Nowy budynek wygląda imponująco. Na dole jest pięć przestronnych, bajecznie kolorowych sal dla dzieci. Do każdej przylega łazienka z umywalkami, prysznicami i ustępami przystosowanymi wielkością do wzrostu i wagi małych użytkowników. Na piętrze jest sala do prac plastycznych. Obiekt wyposażony został w nowoczesną kuchnię. Prosto z sal dziecięcych jest wyjście na podwórko, na którym jest wspaniały plac zabaw z niewielkim boiskiem.

Budowa przedszkola wraz z wyposażeniem kosztowała 3,1 mln zł. Ale stawiająca przedszkole firma Jana P., przedsiębiorcy z Poznania, ukończyła inwestycję kilka miesięcy po terminie (zgodnie z umową miała to zrobić w październiku). Dlatego właściciel będzie musiał zapłać ponad 300 tys. zł kar umownych.
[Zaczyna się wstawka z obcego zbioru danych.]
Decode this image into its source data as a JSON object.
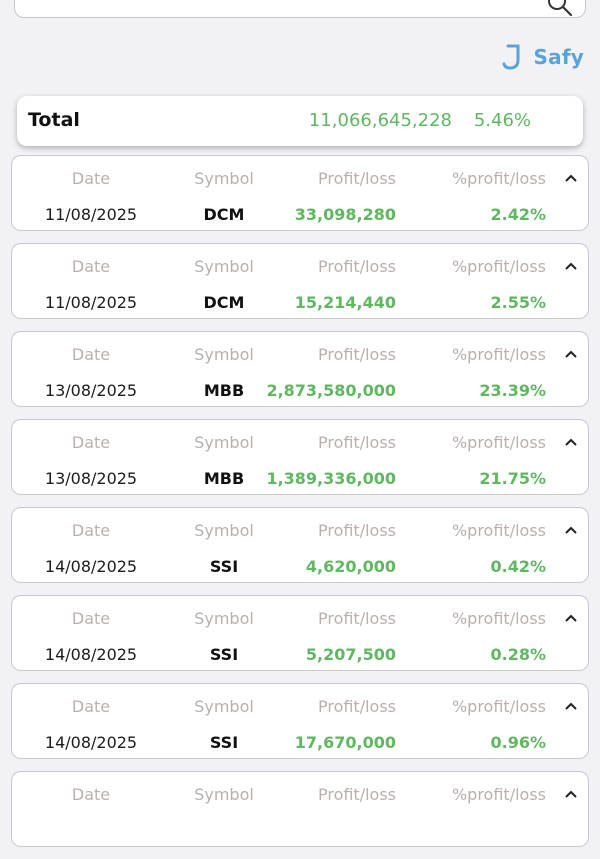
{
  "brand": {
    "name": "Safy",
    "color": "#5aa3d6"
  },
  "icons": {
    "search": "search-icon",
    "logo": "safy-logo-icon",
    "collapse": "chevron-up-icon"
  },
  "colors": {
    "profit": "#5fb860",
    "header_text": "#b9b0ad",
    "background": "#f2f2f6"
  },
  "total": {
    "label": "Total",
    "amount": "11,066,645,228",
    "percent": "5.46%"
  },
  "columns": {
    "date": "Date",
    "symbol": "Symbol",
    "profit": "Profit/loss",
    "percent": "%profit/loss"
  },
  "trades": [
    {
      "date": "11/08/2025",
      "symbol": "DCM",
      "profit": "33,098,280",
      "percent": "2.42%"
    },
    {
      "date": "11/08/2025",
      "symbol": "DCM",
      "profit": "15,214,440",
      "percent": "2.55%"
    },
    {
      "date": "13/08/2025",
      "symbol": "MBB",
      "profit": "2,873,580,000",
      "percent": "23.39%"
    },
    {
      "date": "13/08/2025",
      "symbol": "MBB",
      "profit": "1,389,336,000",
      "percent": "21.75%"
    },
    {
      "date": "14/08/2025",
      "symbol": "SSI",
      "profit": "4,620,000",
      "percent": "0.42%"
    },
    {
      "date": "14/08/2025",
      "symbol": "SSI",
      "profit": "5,207,500",
      "percent": "0.28%"
    },
    {
      "date": "14/08/2025",
      "symbol": "SSI",
      "profit": "17,670,000",
      "percent": "0.96%"
    },
    {
      "date": "",
      "symbol": "",
      "profit": "",
      "percent": ""
    }
  ]
}
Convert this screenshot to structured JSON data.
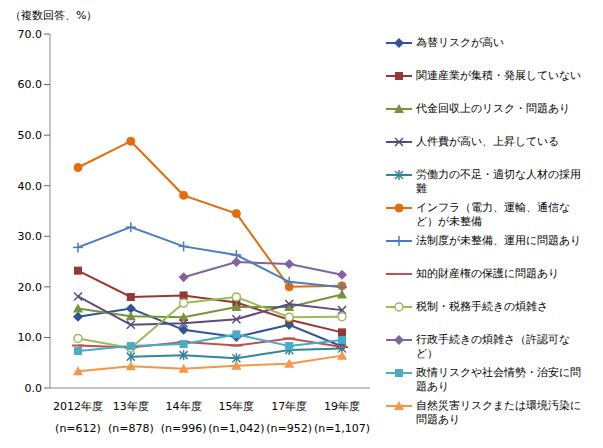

Zakończenie budowy przedszkola nie kończy "afery bombonierkowej", jaka w związku z inwestycją wybuchła pod koniec ub. roku. Jak informowaliśmy Jan P. próbował namówić burmistrza Andrzeja Hypkiego, by odstąpił od naliczania kar za nieterminowe ukończenie budowy. Burmistrz odmówił. Wówczas przedsiębiorca życzył mu "wesołych świąt" i zostawił w gabinecie czekoladki oraz koniak. Dwa dni później, podczas spotkania świątecznego burmistrz odpakował czekoladki, by poczęstować nimi swoje pracownice. W pudełku, oprócz słodyczy, było 20 tys. złotych. Burmistrz natychmiast powiadomił policję. Jan P. został zatrzymany.

Podczas przesłuchania rozwiązał mu się język. Powiedział, że nie tylko burmistrza chciał skorumpować, ale również zabiegał o przychylność jego zastępcy Marka M. Ową "przychylność" wycenił na 5 tys. złotych, które rzekomo wręczył wiceburmistrzowi. Po tym zeznaniu Sąd Rejonowy w Drawsku Pomorskim wydał nakaz aresztowania Marka M. Burmistrz Andrzej Hypki zwolnił zastępcę z pracy.
Janowi P. prokuratura postawiła zarzut wręczenia korzyści majątkowej. Grozi mu do 10 lat więzienia. Taka sama kara - ale za przyjęcie korzyści - może spotkać Marka M.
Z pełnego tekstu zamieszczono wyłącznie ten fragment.